A site is a defined area of land, possibly covered with water, on which the project construction is to be completed. A site may be used to erect, retrofit or turn down building(s), or for other construction related developments.

NOTE  Term according to ISO6707-1 vocabulary "area of land or water where construction work or other development is undertaken".

A site may include a definition of the single geographic reference point for this site (global position using WGS84 with Longitude, Latitude and Elevation). The precision is provided up to millionth of a second and it provides an absolute placement in relation to the real world as used in exchange with geospational information systems. If asserted, the Longitude, Latitude and Elevation establish the point in WGS84 where the point 0.,0.,0. of the LocalPlacement of IfcSite is situated.

The geometrical placement of the site, defined by the IfcLocalPlacement, shall be always relative to the spatial structure element, in which this site is included, or absolute, i.e. to the world coordinate system, as established by the geometric representation context of the project.
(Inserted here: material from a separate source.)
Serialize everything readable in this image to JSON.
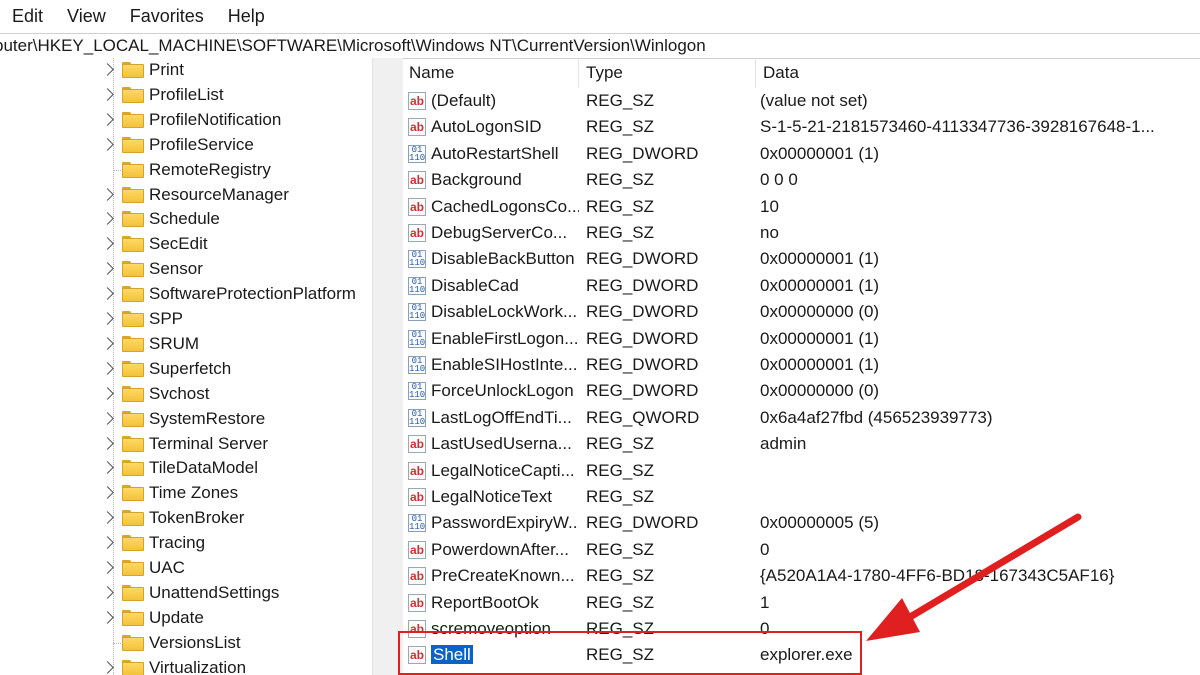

The world coordinate system, established at the IfcProject.RepresentationContexts, may include a definition of the true north within the XY plane of the world coordinate system, if provided, it can be obtained at IfcGeometricRepresentationContext.TrueNorth.

A project may span over several connected or disconnected sites. Therefore site complex provides for a collection of sites included in a project. A site can also be decomposed in parts, where each part defines a site section. This is defined by the composition type attribute of the supertype IfcSpatialStructureElements which is interpreted as follow:

• COMPLEX = site complex
• ELEMENT = site
• PARTIAL = site section

The IfcSite is used to build the spatial structure of a building (that serves as the primary project breakdown and is required to be hierarchical).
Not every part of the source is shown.